Bloomberg
Here’s a fun experiment you can try at home: Open the online mortgage calculators of Wells Fargo, Halifax, part of the U.K.’s largest mortgage lender Lloyds Banking Group, and Commonwealth Bank of Australia, and tap in the median income in each country; $53,657, 25,844 pounds and A$59,571 respectively. Which bank looks most generous?
If you’ve followed international housing surveys such as Demographia’s — which reckons four of the world’s 10 least-affordable markets are in Australia and New Zealand — you won’t be surprised by the answer.
The Commonwealth Bank’s calculator promises to lend borrowers up to 5.5 times their income, compared with 4.75 from Halifax and a “conservative” estimate as low as 3.5 from Wells Fargo.
That’s a remarkable difference. It’s possible that it’s down to Australian banks’ superior underwriting skills, or the effects of over-regulation in the U.S. and U.K. in the wake of the 2008 financial crisis. But it’s worth at least entertaining the possibility that banks prepared to lend borrowers more than half their post-tax income may be storing up trouble for a future when interest rates aren’t at record lows .
Even putting that to one side, Australia’s housing market is looking more shaky than it has in a while. Median house prices have fallen 6 percent from a year earlier in state capital cities and new home sales dropped 5.3 percent in February from a year earlier, the sharpest decline since July 2014.
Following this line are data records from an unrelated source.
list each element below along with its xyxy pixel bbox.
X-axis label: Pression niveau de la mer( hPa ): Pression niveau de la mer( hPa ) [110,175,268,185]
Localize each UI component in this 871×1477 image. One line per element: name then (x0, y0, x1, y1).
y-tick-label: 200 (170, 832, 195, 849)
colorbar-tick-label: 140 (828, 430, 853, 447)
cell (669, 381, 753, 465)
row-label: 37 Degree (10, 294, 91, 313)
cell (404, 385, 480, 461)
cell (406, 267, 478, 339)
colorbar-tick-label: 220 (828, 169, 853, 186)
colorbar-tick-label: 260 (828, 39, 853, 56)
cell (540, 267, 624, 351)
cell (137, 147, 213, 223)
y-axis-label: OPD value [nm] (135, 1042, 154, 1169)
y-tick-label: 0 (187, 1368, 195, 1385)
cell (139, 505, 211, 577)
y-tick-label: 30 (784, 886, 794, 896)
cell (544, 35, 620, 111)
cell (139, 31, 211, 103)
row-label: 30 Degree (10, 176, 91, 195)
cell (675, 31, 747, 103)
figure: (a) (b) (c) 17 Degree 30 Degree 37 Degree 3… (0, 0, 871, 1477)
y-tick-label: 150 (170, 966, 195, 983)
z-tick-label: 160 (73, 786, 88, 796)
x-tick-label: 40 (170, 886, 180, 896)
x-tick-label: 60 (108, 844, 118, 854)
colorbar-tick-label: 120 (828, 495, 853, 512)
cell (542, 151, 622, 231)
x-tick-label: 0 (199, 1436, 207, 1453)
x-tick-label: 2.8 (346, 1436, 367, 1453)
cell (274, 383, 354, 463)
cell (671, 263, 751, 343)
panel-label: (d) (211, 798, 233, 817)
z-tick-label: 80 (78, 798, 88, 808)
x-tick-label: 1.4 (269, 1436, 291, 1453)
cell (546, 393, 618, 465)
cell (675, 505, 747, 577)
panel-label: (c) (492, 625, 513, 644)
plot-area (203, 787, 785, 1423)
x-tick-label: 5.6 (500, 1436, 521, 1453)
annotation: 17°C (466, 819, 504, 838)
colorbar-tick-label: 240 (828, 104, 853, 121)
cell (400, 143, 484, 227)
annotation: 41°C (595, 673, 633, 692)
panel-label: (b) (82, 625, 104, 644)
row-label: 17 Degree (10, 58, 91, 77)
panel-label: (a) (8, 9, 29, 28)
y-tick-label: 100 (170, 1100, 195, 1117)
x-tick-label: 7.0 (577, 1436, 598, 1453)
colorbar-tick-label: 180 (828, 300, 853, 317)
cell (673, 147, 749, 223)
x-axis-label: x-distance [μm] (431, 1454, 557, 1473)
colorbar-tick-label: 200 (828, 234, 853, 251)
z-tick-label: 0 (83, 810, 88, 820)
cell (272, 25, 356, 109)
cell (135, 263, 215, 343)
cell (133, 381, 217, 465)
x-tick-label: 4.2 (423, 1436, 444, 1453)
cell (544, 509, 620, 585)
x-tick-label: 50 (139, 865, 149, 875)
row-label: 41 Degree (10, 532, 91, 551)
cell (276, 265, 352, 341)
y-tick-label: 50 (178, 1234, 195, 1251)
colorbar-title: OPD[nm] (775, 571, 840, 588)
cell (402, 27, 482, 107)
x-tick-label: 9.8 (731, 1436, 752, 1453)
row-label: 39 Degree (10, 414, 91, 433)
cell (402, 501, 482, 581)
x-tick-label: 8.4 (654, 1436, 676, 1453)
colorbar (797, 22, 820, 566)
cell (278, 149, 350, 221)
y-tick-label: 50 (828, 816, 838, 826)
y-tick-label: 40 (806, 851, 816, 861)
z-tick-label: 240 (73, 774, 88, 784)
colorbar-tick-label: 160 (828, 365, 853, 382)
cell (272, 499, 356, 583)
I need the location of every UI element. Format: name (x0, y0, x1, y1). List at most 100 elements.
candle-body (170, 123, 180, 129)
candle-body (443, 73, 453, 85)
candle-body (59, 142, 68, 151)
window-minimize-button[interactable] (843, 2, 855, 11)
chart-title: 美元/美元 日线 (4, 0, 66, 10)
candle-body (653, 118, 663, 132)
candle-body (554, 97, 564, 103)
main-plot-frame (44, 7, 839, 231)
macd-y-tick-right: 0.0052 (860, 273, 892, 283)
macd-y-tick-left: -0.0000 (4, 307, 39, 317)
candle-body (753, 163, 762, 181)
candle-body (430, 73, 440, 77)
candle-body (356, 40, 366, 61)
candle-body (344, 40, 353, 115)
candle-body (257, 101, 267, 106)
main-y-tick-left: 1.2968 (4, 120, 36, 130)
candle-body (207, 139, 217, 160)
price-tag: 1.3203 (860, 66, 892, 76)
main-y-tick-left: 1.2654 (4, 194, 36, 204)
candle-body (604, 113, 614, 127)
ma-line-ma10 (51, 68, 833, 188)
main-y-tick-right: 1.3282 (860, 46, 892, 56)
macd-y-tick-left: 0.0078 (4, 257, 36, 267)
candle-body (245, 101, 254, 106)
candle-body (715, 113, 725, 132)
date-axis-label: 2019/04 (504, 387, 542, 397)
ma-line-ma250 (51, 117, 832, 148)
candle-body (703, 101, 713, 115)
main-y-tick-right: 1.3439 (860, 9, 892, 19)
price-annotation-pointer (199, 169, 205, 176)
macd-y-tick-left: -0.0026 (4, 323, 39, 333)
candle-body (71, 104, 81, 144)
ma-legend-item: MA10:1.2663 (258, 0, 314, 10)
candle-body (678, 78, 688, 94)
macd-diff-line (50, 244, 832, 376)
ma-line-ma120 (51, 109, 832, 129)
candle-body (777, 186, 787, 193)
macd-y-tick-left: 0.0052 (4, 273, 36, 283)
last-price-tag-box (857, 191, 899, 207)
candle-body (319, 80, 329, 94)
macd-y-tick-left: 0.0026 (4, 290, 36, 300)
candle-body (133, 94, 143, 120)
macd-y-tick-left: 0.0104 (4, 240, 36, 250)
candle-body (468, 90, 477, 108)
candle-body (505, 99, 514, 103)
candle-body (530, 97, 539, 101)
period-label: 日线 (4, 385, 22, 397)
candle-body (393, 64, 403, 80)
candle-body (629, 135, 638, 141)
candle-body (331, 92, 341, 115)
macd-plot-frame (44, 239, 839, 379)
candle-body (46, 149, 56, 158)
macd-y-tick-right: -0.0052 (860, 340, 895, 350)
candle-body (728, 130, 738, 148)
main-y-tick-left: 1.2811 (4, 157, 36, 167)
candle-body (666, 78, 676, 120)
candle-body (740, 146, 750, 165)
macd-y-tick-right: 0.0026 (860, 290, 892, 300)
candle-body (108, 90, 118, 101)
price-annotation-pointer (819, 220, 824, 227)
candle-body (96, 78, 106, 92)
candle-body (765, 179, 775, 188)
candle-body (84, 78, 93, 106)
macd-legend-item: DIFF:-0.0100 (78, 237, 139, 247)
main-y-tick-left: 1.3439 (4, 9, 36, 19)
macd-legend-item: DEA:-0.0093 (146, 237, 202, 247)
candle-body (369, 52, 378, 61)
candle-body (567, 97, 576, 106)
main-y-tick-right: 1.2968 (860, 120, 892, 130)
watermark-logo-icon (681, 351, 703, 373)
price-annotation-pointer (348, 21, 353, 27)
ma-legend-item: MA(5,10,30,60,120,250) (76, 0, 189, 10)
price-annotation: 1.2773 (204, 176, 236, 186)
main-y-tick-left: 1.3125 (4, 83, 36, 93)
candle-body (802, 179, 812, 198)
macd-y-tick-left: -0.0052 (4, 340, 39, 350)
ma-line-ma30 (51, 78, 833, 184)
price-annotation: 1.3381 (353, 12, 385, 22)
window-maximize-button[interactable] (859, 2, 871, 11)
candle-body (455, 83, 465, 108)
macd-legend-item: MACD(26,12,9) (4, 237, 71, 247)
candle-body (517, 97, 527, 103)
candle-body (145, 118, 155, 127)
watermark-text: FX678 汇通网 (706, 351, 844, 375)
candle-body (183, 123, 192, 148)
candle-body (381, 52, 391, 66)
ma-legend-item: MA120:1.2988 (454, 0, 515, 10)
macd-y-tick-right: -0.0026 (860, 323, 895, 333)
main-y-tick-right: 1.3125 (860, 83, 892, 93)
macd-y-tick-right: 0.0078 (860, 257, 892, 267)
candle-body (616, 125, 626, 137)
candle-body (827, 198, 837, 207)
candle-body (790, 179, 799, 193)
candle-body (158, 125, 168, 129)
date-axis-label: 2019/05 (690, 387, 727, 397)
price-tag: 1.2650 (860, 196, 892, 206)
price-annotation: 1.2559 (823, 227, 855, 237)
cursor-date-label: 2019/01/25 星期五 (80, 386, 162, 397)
The value of Macquarie Group’s home loans that were more than 90 days overdue almost doubled in the December quarter to A$476 million — a still-modest 1.3 percent of its A$36.6 billion residential mortgage book, but a share that’s heading rapidly in the wrong direction. In the largest cities of Sydney and Melbourne, rental yields are at record lows, Moody’s wrote.
That will cause the performance of home loans to deteriorate throughout this year and next as both the income and capital gain from property investments gets squeezed, the analysts said.
Betting against Australia’s homes and the banks that lend to them has for a long time been a great way to lose money.
The property market is so embedded in the country’s, and region’s, political and economic life that something has almost always come along to save it —whether the A$4.6 billion the government spent on mortgage-backed securities after the 2008 financial crisis, the A$2 billion to A$5 billion a year it spends covering the losses of investors whose rental income falls.